Newsletter No.
772
News-Analysis
October 18, 2007
FILMS FROM THE ISLAMIC WORLD GARNERING
ATTENTION IN TOKYO
A short article in Variety, an
entertainment news agency, profiles recent efforts to bring
more attention in Tokyo to films from the Islamic world.
In my decade in this country, I haven’t ever seen
much in the way of small independent theaters that showcase
films from non-Hollywood sources, but maybe that’s
either because I haven’t been looking hard enough
or because I live in Kitakyushu and not Tokyo or Osaka.
Tokyo Festival Brings the Middle East to Japan
By Mark Schilling
Since its start in 2002, the Winds of
Asia section of the Tokyo International Film Festival
has had a reputation as an innovative showcase for pictures
from East and Southeast Asia, particularly ones by younger
helmers.
Taking over from pioneer Winds of Asia
programmer Sozo Teruoka in July, veteran Asian film scholar
Kenji Ishizaka has not discarded his predecessor's vision
but rather expanded it. "A lot of festivals are introducing
films from East Asia," Ishizaka says. "I want
the section to also include Central Asia and the Middle
East, where many exciting films are being made now."
As film coordinator at the Japan Foundation’s
Asia Center for more than a decade, Ishizaka programmed
the groundbreaking Asia Cinema Series and Arab
Film Festival for Tokyo audiences while building a
wide network of contacts in the Middle East and Central
Asia. His selections this year include pictures from Iran
and Egypt -- countries with well-established industries
that have been thoroughly scouted by Western festivals --
as well as Kyrgyzstan and Kazakhstan, the latter better
known as the home for Borat than for local pictures.

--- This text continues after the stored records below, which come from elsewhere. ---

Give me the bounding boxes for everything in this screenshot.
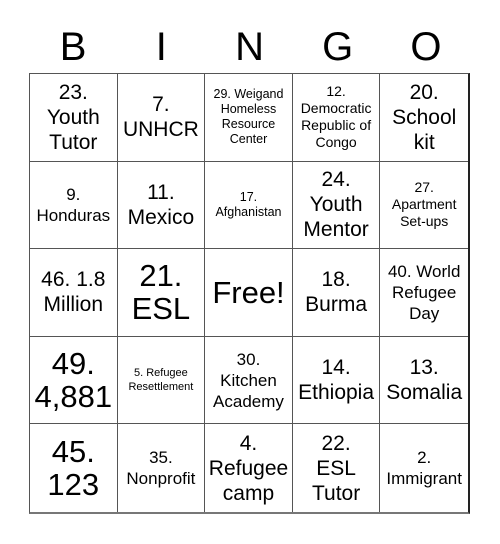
- cell-text: 40. World Refugee Day: [387, 261, 461, 323]
- bingo-cell[interactable]: 46. 1.8 Million: [30, 249, 118, 337]
- cell-text: 2. Immigrant: [386, 448, 462, 489]
- cell-text: 11. Mexico: [127, 180, 195, 229]
- bingo-cell[interactable]: 23. Youth Tutor: [30, 74, 118, 162]
- bingo-cell[interactable]: 21. ESL: [117, 249, 206, 337]
- bingo-cell[interactable]: 29. Weigand Homeless Resource Center: [205, 74, 293, 162]
- cell-text: 45. 123: [47, 434, 100, 503]
- cell-text: 35. Nonprofit: [126, 448, 196, 489]
- header-letter-o: O: [410, 25, 442, 69]
- cell-text: 21. ESL: [131, 258, 191, 327]
- bingo-cell[interactable]: 2. Immigrant: [380, 424, 468, 512]
- cell-text: 49. 4,881: [34, 346, 113, 415]
- bingo-cell[interactable]: 27. Apartment Set-ups: [380, 162, 468, 250]
- bingo-cell[interactable]: 22. ESL Tutor: [293, 424, 381, 512]
- bingo-cell[interactable]: 35. Nonprofit: [118, 424, 206, 512]
- header-letter-g: G: [322, 25, 354, 69]
- cell-text: 27. Apartment Set-ups: [391, 179, 457, 230]
- bingo-cell[interactable]: 13. Somalia: [380, 337, 468, 425]
- bingo-cell[interactable]: 9. Honduras: [30, 161, 118, 250]
- bingo-header: B I N G O: [29, 22, 470, 72]
- bingo-cell[interactable]: 7. UNHCR: [117, 74, 206, 162]
- header-letter-i: I: [155, 25, 167, 69]
- cell-text: 30. Kitchen Academy: [213, 349, 284, 411]
- header-letter-n: N: [235, 25, 264, 69]
- bingo-cell[interactable]: 30. Kitchen Academy: [205, 336, 293, 425]
- cell-text: 20. School kit: [392, 80, 457, 154]
- bingo-cell[interactable]: 20. School kit: [380, 74, 468, 162]
- bingo-card-grid: 23. Youth Tutor 7. UNHCR 29. Weigand Hom…: [29, 73, 470, 514]
- bingo-cell[interactable]: 49. 4,881: [30, 336, 118, 425]
- cell-text: 29. Weigand Homeless Resource Center: [213, 87, 284, 147]
- cell-text: 4. Refugee camp: [208, 431, 289, 505]
- cell-text: 7. UNHCR: [122, 93, 199, 142]
- cell-text: 22. ESL Tutor: [311, 431, 361, 505]
- bingo-cell[interactable]: 24. Youth Mentor: [292, 161, 381, 250]
- header-letter-b: B: [59, 25, 87, 69]
- cell-text: 13. Somalia: [386, 356, 463, 405]
- bingo-cell[interactable]: 17. Afghanistan: [205, 161, 293, 250]
- cell-text: 5. Refugee Resettlement: [128, 367, 194, 394]
- bingo-cell[interactable]: 4. Refugee camp: [205, 424, 293, 512]
- cell-text: 24. Youth Mentor: [303, 168, 369, 242]
- cell-text: 9. Honduras: [36, 184, 111, 225]
- cell-text: 12. Democratic Republic of Congo: [300, 83, 372, 151]
- cell-text: 23. Youth Tutor: [46, 80, 100, 154]
- bingo-cell[interactable]: 11. Mexico: [117, 161, 206, 250]
- bingo-cell[interactable]: 12. Democratic Republic of Congo: [292, 74, 381, 162]
- cell-text: 14. Ethiopia: [298, 356, 375, 405]
- free-space-cell[interactable]: Free!: [205, 249, 293, 337]
- cell-text: 17. Afghanistan: [215, 189, 282, 219]
- cell-text: 18. Burma: [305, 268, 368, 317]
- bingo-cell[interactable]: 14. Ethiopia: [292, 336, 381, 425]
- bingo-cell[interactable]: 5. Refugee Resettlement: [117, 336, 206, 425]
- bingo-cell[interactable]: 40. World Refugee Day: [380, 249, 468, 337]
- cell-text: Free!: [212, 274, 285, 310]
- bingo-cell[interactable]: 18. Burma: [292, 249, 381, 337]
- cell-text: 46. 1.8 Million: [41, 268, 106, 317]
- bingo-cell[interactable]: 45. 123: [30, 424, 118, 512]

"Japanese audiences don't know much
about Islamic countries, period," Ishizaka notes. "So
one of my aims, which I also had at the Japan Foundation,
is to give them a better understanding of how people in
those countries live, their different customs and so on.
But the films themselves are interesting."
Ishizaka, however, is not neglecting East
and Southeast Asia. "Malaysia is having something of
a New Wave, with an upsurge of young directors making DV
films," he says. "Filmmakers from the Chinese
and Indian minorities are especially active."